O presidente da associação de pais e encarregados de educação dos alunos da Guiné-Bissau, Armando Correia Landim, afirmou esta sexta-feira que 40% do programa escolar ficou por cumprir este ano letivo devido às greves dos professores.

O ano letivo nas escolas públicas da Guiné-Bissau em condições normais deveria ter terminado no passado mês de junho mas, devido às greves dos docentes, o Ministério da Educação decidiu prolongá-lo até o dia 28 de julho.

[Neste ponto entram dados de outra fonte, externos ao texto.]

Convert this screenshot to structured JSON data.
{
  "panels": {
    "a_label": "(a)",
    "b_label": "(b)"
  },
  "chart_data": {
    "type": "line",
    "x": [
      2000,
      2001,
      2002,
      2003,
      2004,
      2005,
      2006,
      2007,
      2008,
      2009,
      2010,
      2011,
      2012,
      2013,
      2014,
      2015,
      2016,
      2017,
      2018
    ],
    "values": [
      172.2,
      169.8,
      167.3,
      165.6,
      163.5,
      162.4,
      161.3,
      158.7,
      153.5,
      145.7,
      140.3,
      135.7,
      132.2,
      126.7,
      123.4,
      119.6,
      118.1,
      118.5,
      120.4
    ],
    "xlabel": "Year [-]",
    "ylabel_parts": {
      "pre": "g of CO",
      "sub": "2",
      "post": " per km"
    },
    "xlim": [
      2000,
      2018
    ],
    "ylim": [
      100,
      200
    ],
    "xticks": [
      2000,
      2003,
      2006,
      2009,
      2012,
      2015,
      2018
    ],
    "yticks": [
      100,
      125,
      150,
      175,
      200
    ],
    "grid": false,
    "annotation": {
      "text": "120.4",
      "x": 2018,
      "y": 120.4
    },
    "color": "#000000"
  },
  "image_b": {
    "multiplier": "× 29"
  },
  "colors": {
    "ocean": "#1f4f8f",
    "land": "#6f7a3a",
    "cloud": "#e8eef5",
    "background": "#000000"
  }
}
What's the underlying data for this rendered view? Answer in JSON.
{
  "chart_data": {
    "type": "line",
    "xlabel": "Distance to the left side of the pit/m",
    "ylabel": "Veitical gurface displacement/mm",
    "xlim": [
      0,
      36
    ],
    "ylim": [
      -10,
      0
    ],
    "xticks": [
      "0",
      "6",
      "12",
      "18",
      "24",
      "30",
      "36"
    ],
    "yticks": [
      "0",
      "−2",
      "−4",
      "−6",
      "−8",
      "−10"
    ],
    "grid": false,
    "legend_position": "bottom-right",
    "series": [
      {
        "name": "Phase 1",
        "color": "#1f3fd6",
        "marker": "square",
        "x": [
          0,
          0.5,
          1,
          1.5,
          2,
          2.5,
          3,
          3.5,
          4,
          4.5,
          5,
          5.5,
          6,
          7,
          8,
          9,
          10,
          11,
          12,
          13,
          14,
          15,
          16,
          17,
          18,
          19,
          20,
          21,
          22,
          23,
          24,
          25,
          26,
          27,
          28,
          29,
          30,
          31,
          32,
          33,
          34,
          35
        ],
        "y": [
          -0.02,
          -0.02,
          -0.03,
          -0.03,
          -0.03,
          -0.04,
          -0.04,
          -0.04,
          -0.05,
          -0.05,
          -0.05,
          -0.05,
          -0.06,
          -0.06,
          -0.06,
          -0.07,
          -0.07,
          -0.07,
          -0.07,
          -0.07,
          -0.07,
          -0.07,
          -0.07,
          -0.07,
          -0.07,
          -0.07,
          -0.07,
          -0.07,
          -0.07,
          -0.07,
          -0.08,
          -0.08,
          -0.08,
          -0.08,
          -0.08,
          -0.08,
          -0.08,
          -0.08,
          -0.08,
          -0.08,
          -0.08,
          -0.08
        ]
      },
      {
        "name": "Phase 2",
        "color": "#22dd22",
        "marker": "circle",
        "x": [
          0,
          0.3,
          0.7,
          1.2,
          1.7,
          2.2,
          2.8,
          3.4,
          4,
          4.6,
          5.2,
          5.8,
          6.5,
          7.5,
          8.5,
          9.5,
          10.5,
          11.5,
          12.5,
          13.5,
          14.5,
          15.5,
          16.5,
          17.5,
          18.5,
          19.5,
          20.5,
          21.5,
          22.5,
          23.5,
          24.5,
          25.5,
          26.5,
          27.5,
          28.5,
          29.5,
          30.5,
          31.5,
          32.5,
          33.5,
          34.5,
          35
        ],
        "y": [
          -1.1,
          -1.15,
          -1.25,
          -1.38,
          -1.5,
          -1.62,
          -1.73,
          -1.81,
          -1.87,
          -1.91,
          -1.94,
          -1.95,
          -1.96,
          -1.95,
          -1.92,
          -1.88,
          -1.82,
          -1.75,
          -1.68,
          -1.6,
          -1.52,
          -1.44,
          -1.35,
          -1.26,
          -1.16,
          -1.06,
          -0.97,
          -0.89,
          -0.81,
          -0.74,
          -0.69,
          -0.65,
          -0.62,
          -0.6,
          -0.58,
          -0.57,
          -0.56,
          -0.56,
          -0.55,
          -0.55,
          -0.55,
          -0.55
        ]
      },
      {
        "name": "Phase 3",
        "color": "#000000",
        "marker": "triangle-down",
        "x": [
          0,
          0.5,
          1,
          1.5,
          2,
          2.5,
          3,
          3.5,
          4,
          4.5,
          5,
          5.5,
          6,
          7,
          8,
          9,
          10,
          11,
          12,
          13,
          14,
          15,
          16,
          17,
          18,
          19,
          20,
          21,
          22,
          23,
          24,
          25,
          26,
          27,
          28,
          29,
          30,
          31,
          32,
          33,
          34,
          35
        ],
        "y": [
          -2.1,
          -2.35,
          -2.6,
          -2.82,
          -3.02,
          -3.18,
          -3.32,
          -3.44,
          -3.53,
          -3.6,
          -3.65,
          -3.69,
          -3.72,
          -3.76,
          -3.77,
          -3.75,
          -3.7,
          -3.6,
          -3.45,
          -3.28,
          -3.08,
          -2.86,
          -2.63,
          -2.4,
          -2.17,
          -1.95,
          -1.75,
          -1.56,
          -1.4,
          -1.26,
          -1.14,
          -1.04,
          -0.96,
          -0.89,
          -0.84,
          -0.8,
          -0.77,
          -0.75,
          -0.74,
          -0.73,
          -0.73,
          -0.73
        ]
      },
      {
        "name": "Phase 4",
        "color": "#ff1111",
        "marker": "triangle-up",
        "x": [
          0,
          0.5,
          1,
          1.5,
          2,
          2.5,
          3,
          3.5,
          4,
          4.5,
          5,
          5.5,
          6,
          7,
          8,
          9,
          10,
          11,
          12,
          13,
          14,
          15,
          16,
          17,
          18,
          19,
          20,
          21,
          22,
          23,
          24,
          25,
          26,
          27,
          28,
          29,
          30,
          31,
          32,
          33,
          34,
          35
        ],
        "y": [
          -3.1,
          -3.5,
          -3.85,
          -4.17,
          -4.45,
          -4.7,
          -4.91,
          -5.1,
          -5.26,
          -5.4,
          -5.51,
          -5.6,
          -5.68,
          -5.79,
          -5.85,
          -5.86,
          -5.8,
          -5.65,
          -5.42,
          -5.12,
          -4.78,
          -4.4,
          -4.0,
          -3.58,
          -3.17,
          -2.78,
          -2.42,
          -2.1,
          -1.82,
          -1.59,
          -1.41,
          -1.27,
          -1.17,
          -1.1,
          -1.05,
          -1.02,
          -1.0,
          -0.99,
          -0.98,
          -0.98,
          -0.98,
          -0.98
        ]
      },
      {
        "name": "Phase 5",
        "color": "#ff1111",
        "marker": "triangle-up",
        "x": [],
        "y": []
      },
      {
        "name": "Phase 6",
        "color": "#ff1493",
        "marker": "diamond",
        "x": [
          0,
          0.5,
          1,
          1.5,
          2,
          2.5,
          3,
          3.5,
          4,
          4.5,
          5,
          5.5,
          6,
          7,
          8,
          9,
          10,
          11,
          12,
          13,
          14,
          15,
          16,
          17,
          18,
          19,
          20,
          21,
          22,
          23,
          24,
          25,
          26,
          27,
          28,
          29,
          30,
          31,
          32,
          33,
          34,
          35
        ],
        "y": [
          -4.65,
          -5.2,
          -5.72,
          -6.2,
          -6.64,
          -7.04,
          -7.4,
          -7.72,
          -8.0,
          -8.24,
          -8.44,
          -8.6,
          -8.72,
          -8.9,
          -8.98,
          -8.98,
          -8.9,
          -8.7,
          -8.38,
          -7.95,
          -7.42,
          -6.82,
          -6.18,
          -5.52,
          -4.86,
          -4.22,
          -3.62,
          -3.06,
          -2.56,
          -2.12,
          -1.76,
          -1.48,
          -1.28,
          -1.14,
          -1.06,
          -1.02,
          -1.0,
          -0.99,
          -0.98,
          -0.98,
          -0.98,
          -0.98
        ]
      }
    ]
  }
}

O presidente da associação dos pais dos alunos disse que “mesmo com esta engenharia, que é o mal menor, perante a alternativa “das passagens administrativas”, cerca de 40% do programa previsto não vai ser cumprido.

Fonte do Ministério da Educação revelou à Lusa que estavam programados 173 dias úteis de aulas, mas logo a abrir o ano, em setembro, deu-se uma greve geral dos professores que decorreu durante 49 dias que motivou um reajuste da programação para 139 dias.

Mas, os professores voltaram a realizar uma greve geral em maio durante 16 dias.

Para cumprir com os 139 dias previstos, o Ministério da Educação “viu-se obrigado” a estender por mais um mês o ano letivo, explicou a fonte.

O presidente da associação dos pais dos alunos considerou como “deficitário o ano letivo” e afirmou não concordar com o alargamento do calendário escolar por “complicar a vida aos pais” que ficam privados dos filhos para a atividade de lavoura nos campos.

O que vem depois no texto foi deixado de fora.